While the festival's main goal is to introduce Roma culture and traditions to the rest of society, it also hopes to bring the different Roma communities from around the world closer to one another. Viennese guitarist Harri Stojka presented his project "A Tribute to Swing" at Prague's renowned jazz club Reduta. He may live just a few kilometres away from the Czech-Austrian border but believes the lives of the Roma in Austria and those in the Czech Republic are worlds apart. Dita Asiedu met up with him after the show:
"I grew up in Vienna in what you would call a gypsy ghetto. We were very depressed and suppressed and it was horrible for us all at school. The only way to get out was through sport, music, or any kind of art. My father always said to me that I need to leave the place. He would say: 'become a musician, famous, and be good and then you won't have to come back here'."
You'll be turning fifty next year. How have things changed in Vienna since your childhood?
"We are very close to the east and many gypsies, Turks, Latinos, blacks, and many Asians are in Vienna now. It's an absolutely multi-cultural place now. When I was a child we were the gypsies onto whom the whole 'power' and depression concentrated on. Now, you should see how everything has completely changed. So, it's good for us."
Do you ever hear about the Czech Republic being criticised about the way it treats its Roma community? Is there any advice that you would give to the Roma here?
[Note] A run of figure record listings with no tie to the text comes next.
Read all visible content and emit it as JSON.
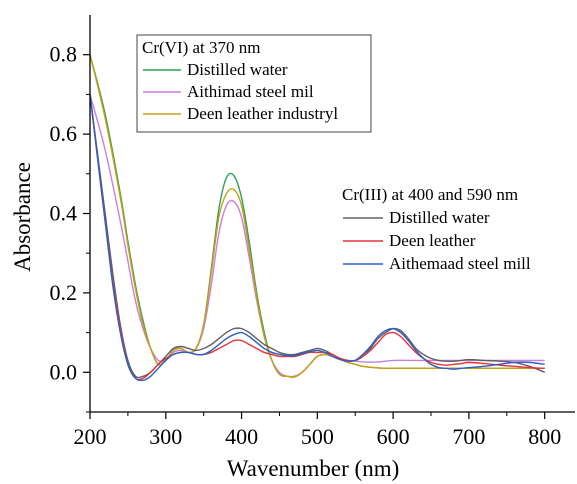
{
  "chart_data": {
    "type": "line",
    "xlabel": "Wavenumber (nm)",
    "ylabel": "Absorbance",
    "xlim": [
      200,
      840
    ],
    "ylim": [
      -0.1,
      0.9
    ],
    "xticks": [
      200,
      300,
      400,
      500,
      600,
      700,
      800
    ],
    "yticks": [
      0.0,
      0.2,
      0.4,
      0.6,
      0.8
    ],
    "ytick_labels": [
      "0.0",
      "0.2",
      "0.4",
      "0.6",
      "0.8"
    ],
    "grid": false,
    "legends": [
      {
        "title": "Cr(VI) at 370 nm",
        "placement": "top-left",
        "entries": [
          {
            "label": "Distilled water",
            "color": "#2ca05a"
          },
          {
            "label": "Aithimad steel mil",
            "color": "#c87fdc"
          },
          {
            "label": "Deen leather industryl",
            "color": "#c8a014"
          }
        ]
      },
      {
        "title": "Cr(III) at 400 and 590 nm",
        "placement": "right",
        "entries": [
          {
            "label": "Distilled water",
            "color": "#606060"
          },
          {
            "label": "Deen leather",
            "color": "#e8333a"
          },
          {
            "label": "Aithemaad steel mill",
            "color": "#2a5fc9"
          }
        ]
      }
    ],
    "series": [
      {
        "color": "#2ca05a",
        "x": [
          200,
          220,
          240,
          250,
          260,
          270,
          280,
          290,
          300,
          310,
          320,
          330,
          340,
          350,
          360,
          370,
          380,
          390,
          400,
          410,
          420,
          430,
          440,
          450,
          460,
          470,
          480,
          490,
          500,
          510,
          520,
          530,
          540,
          550,
          560,
          580,
          600,
          620,
          650,
          700,
          750,
          800
        ],
        "y": [
          0.8,
          0.65,
          0.45,
          0.33,
          0.22,
          0.13,
          0.06,
          0.02,
          0.03,
          0.055,
          0.06,
          0.05,
          0.06,
          0.12,
          0.26,
          0.41,
          0.49,
          0.495,
          0.44,
          0.33,
          0.2,
          0.1,
          0.03,
          -0.005,
          -0.01,
          -0.01,
          0.0,
          0.02,
          0.04,
          0.045,
          0.04,
          0.033,
          0.025,
          0.02,
          0.015,
          0.011,
          0.01,
          0.01,
          0.01,
          0.01,
          0.01,
          0.01
        ]
      },
      {
        "color": "#c87fdc",
        "x": [
          200,
          220,
          240,
          250,
          260,
          270,
          280,
          290,
          300,
          310,
          320,
          330,
          340,
          350,
          360,
          370,
          380,
          390,
          400,
          410,
          420,
          430,
          440,
          450,
          460,
          470,
          480,
          490,
          500,
          510,
          520,
          530,
          540,
          550,
          560,
          580,
          600,
          620,
          650,
          700,
          750,
          800
        ],
        "y": [
          0.7,
          0.56,
          0.38,
          0.28,
          0.18,
          0.11,
          0.06,
          0.03,
          0.03,
          0.05,
          0.055,
          0.05,
          0.06,
          0.11,
          0.22,
          0.35,
          0.42,
          0.43,
          0.39,
          0.29,
          0.18,
          0.09,
          0.03,
          0.0,
          -0.01,
          -0.01,
          0.0,
          0.02,
          0.04,
          0.045,
          0.04,
          0.035,
          0.03,
          0.028,
          0.026,
          0.026,
          0.03,
          0.03,
          0.03,
          0.03,
          0.03,
          0.03
        ]
      },
      {
        "color": "#c8a014",
        "x": [
          200,
          220,
          240,
          250,
          260,
          270,
          280,
          290,
          300,
          310,
          320,
          330,
          340,
          350,
          360,
          370,
          380,
          390,
          400,
          410,
          420,
          430,
          440,
          450,
          460,
          470,
          480,
          490,
          500,
          510,
          520,
          530,
          540,
          550,
          560,
          580,
          600,
          620,
          650,
          700,
          750,
          800
        ],
        "y": [
          0.8,
          0.64,
          0.44,
          0.32,
          0.21,
          0.12,
          0.06,
          0.02,
          0.03,
          0.055,
          0.06,
          0.05,
          0.06,
          0.12,
          0.25,
          0.39,
          0.45,
          0.46,
          0.42,
          0.31,
          0.19,
          0.09,
          0.03,
          -0.005,
          -0.01,
          -0.012,
          0.0,
          0.02,
          0.04,
          0.045,
          0.04,
          0.033,
          0.025,
          0.02,
          0.015,
          0.011,
          0.01,
          0.01,
          0.01,
          0.01,
          0.01,
          0.01
        ]
      },
      {
        "color": "#606060",
        "x": [
          200,
          210,
          220,
          230,
          240,
          250,
          260,
          270,
          280,
          290,
          300,
          310,
          320,
          330,
          340,
          350,
          360,
          370,
          380,
          390,
          400,
          410,
          420,
          430,
          440,
          450,
          460,
          470,
          480,
          490,
          500,
          510,
          520,
          530,
          540,
          550,
          560,
          570,
          580,
          590,
          600,
          610,
          620,
          630,
          640,
          650,
          660,
          670,
          680,
          690,
          700,
          720,
          740,
          760,
          780,
          800
        ],
        "y": [
          0.7,
          0.55,
          0.4,
          0.25,
          0.12,
          0.03,
          -0.01,
          -0.01,
          0.0,
          0.02,
          0.04,
          0.06,
          0.065,
          0.06,
          0.055,
          0.06,
          0.07,
          0.085,
          0.1,
          0.11,
          0.11,
          0.1,
          0.085,
          0.07,
          0.06,
          0.05,
          0.045,
          0.045,
          0.05,
          0.055,
          0.06,
          0.055,
          0.045,
          0.035,
          0.03,
          0.03,
          0.04,
          0.06,
          0.085,
          0.1,
          0.11,
          0.105,
          0.085,
          0.06,
          0.045,
          0.035,
          0.03,
          0.028,
          0.028,
          0.03,
          0.032,
          0.03,
          0.028,
          0.025,
          0.015,
          0.0
        ]
      },
      {
        "color": "#e8333a",
        "x": [
          200,
          210,
          220,
          230,
          240,
          250,
          260,
          270,
          280,
          290,
          300,
          310,
          320,
          330,
          340,
          350,
          360,
          370,
          380,
          390,
          400,
          410,
          420,
          430,
          440,
          450,
          460,
          470,
          480,
          490,
          500,
          510,
          520,
          530,
          540,
          550,
          560,
          570,
          580,
          590,
          600,
          610,
          620,
          630,
          640,
          650,
          660,
          670,
          680,
          690,
          700,
          720,
          740,
          760,
          780,
          800
        ],
        "y": [
          0.7,
          0.54,
          0.38,
          0.23,
          0.11,
          0.02,
          -0.015,
          -0.015,
          0.0,
          0.02,
          0.035,
          0.045,
          0.05,
          0.05,
          0.045,
          0.045,
          0.05,
          0.06,
          0.07,
          0.08,
          0.08,
          0.07,
          0.06,
          0.05,
          0.045,
          0.04,
          0.04,
          0.04,
          0.045,
          0.05,
          0.05,
          0.05,
          0.045,
          0.035,
          0.03,
          0.03,
          0.04,
          0.055,
          0.075,
          0.095,
          0.1,
          0.09,
          0.07,
          0.05,
          0.035,
          0.025,
          0.02,
          0.018,
          0.02,
          0.022,
          0.025,
          0.022,
          0.018,
          0.015,
          0.012,
          0.01
        ]
      },
      {
        "color": "#2a5fc9",
        "x": [
          200,
          210,
          220,
          230,
          240,
          250,
          260,
          270,
          280,
          290,
          300,
          310,
          320,
          330,
          340,
          350,
          360,
          370,
          380,
          390,
          400,
          410,
          420,
          430,
          440,
          450,
          460,
          470,
          480,
          490,
          500,
          510,
          520,
          530,
          540,
          550,
          560,
          570,
          580,
          590,
          600,
          610,
          620,
          630,
          640,
          650,
          660,
          670,
          680,
          690,
          700,
          720,
          740,
          760,
          780,
          800
        ],
        "y": [
          0.7,
          0.54,
          0.38,
          0.22,
          0.1,
          0.02,
          -0.015,
          -0.02,
          -0.01,
          0.01,
          0.03,
          0.045,
          0.05,
          0.05,
          0.045,
          0.045,
          0.055,
          0.07,
          0.085,
          0.095,
          0.1,
          0.09,
          0.075,
          0.06,
          0.05,
          0.045,
          0.042,
          0.042,
          0.047,
          0.052,
          0.055,
          0.05,
          0.04,
          0.032,
          0.028,
          0.03,
          0.045,
          0.065,
          0.09,
          0.105,
          0.11,
          0.1,
          0.08,
          0.055,
          0.035,
          0.02,
          0.012,
          0.01,
          0.008,
          0.01,
          0.012,
          0.015,
          0.02,
          0.025,
          0.025,
          0.02
        ]
      }
    ]
  }
}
"All I can say is don't isolate yourself. Go to the people, talk with them, be friendly, and try to integrate. When I went to New York, I had to look at the way the people are and could not be the 'loud Austrian with the beer'. I had to look at how people there reacted and viewed things. The Roma here should do the same. Just as we do in Vienna. We are very integrated in most ways but we also have our traditions without disturbing anyone. In Austria, it works."